Em abril passado, o governo de Gujarat distribuiu circulares esclarecendo que o budismo é uma religião separada do hinduísmo e que qualquer conversão do hinduísmo para o budismo exigiria a aprovação do magistrado distrital, de acordo com as disposições da Lei de Liberdade Religiosa de Gujarat de 2003.

Nessas circunstâncias, os ativistas dizem que a preservação do passado budista de Sana se torna mais crítica como foco da preservação da cultura e da história budista em geral.

Das, o sacerdote hindu no templo Momai Mata, acredita que a preservação de Sana deve ser para o benefício dos hindus. O governo e o departamento de arqueologia, ele disse, estão fazendo o melhor para “modernizar seu tesouro”.



“Todos sabem que os hindus precisam priorizar sua herança”, ele disse. “O que queremos é mais templos, guardas de segurança, limpeza e instalações modernas para transformar Sana em um destino turístico de classe mundial.”

Consultas ao Ministério de Assuntos Minoritários da Índia, bem como ao departamento de turismo de Gujarat, não obtiveram resposta.
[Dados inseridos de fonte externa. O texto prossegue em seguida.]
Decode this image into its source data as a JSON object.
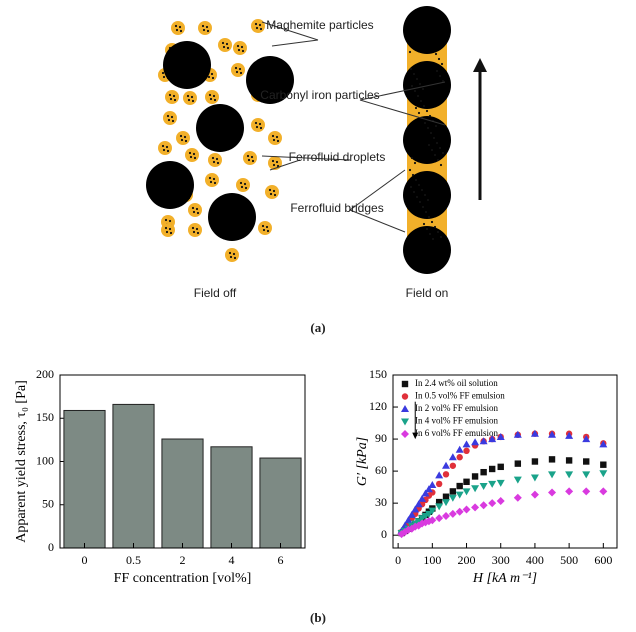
{
  "diagram": {
    "maghemite": "Maghemite particles",
    "carbonyl": "Carbonyl iron particles",
    "droplets": "Ferrofluid droplets",
    "bridges": "Ferrofluid bridges",
    "field_off": "Field off",
    "field_on": "Field on",
    "label_a": "(a)",
    "label_b": "(b)"
  },
  "chart_data": [
    {
      "type": "bar",
      "categories": [
        "0",
        "0.5",
        "2",
        "4",
        "6"
      ],
      "values": [
        159,
        166,
        126,
        117,
        104
      ],
      "color": "#7d8a84",
      "ylim": [
        0,
        200
      ],
      "yticks": [
        0,
        50,
        100,
        150,
        200
      ],
      "ylabel": "Apparent yield stress, τ₀ [Pa]",
      "xlabel": "FF  concentration [vol%]"
    },
    {
      "type": "scatter",
      "xlabel": "H [kA m⁻¹]",
      "ylabel": "G′ [kPa]",
      "xlim": [
        -15,
        640
      ],
      "ylim": [
        -12,
        150
      ],
      "xticks": [
        0,
        100,
        200,
        300,
        400,
        500,
        600
      ],
      "yticks": [
        0,
        30,
        60,
        90,
        120,
        150
      ],
      "legend": "upper-left",
      "x": [
        10,
        20,
        30,
        40,
        50,
        60,
        70,
        80,
        90,
        100,
        120,
        140,
        160,
        180,
        200,
        225,
        250,
        275,
        300,
        350,
        400,
        450,
        500,
        550,
        600
      ],
      "series": [
        {
          "name": "In 2.4 wt% oil solution",
          "color": "#111111",
          "marker": "square",
          "values": [
            2,
            4,
            6,
            8,
            10,
            13,
            16,
            19,
            22,
            25,
            31,
            36,
            41,
            46,
            50,
            55,
            59,
            62,
            64,
            67,
            69,
            71,
            70,
            69,
            66
          ]
        },
        {
          "name": "In 0.5 vol% FF emulsion",
          "color": "#e0303a",
          "marker": "circle",
          "values": [
            3,
            7,
            11,
            16,
            20,
            25,
            29,
            33,
            37,
            40,
            48,
            57,
            65,
            73,
            79,
            84,
            88,
            90,
            92,
            94,
            95,
            95,
            95,
            92,
            86
          ]
        },
        {
          "name": "In 2 vol% FF emulsion",
          "color": "#3a3adf",
          "marker": "triangle-up",
          "values": [
            4,
            9,
            14,
            19,
            24,
            29,
            34,
            39,
            43,
            47,
            56,
            65,
            73,
            80,
            85,
            87,
            88,
            90,
            92,
            94,
            95,
            94,
            93,
            90,
            85
          ]
        },
        {
          "name": "In 4 vol% FF emulsion",
          "color": "#1aa38a",
          "marker": "triangle-down",
          "values": [
            2,
            4,
            6,
            9,
            11,
            13,
            16,
            18,
            20,
            23,
            27,
            31,
            35,
            38,
            41,
            44,
            46,
            48,
            49,
            52,
            54,
            57,
            57,
            57,
            58
          ]
        },
        {
          "name": "In 6 vol% FF emulsion",
          "color": "#d93adf",
          "marker": "diamond",
          "values": [
            1,
            3,
            5,
            6,
            8,
            9,
            11,
            12,
            13,
            14,
            16,
            18,
            20,
            22,
            24,
            26,
            28,
            30,
            32,
            35,
            38,
            40,
            41,
            41,
            41
          ]
        }
      ]
    }
  ]
}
Dinesh Makwana, uma autoridade local, disse que é hora de a comunidade budista internacional intervir para reaproximar as pessoas da ideia de que a Índia é a terra do Buda.

“A região da península de Gujarat foi varrida pelo budismo e as pessoas estão esquecendo disso”, disse Makwana. “A autenticidade da herança deve ser preservada, independentemente da religião ou casta.”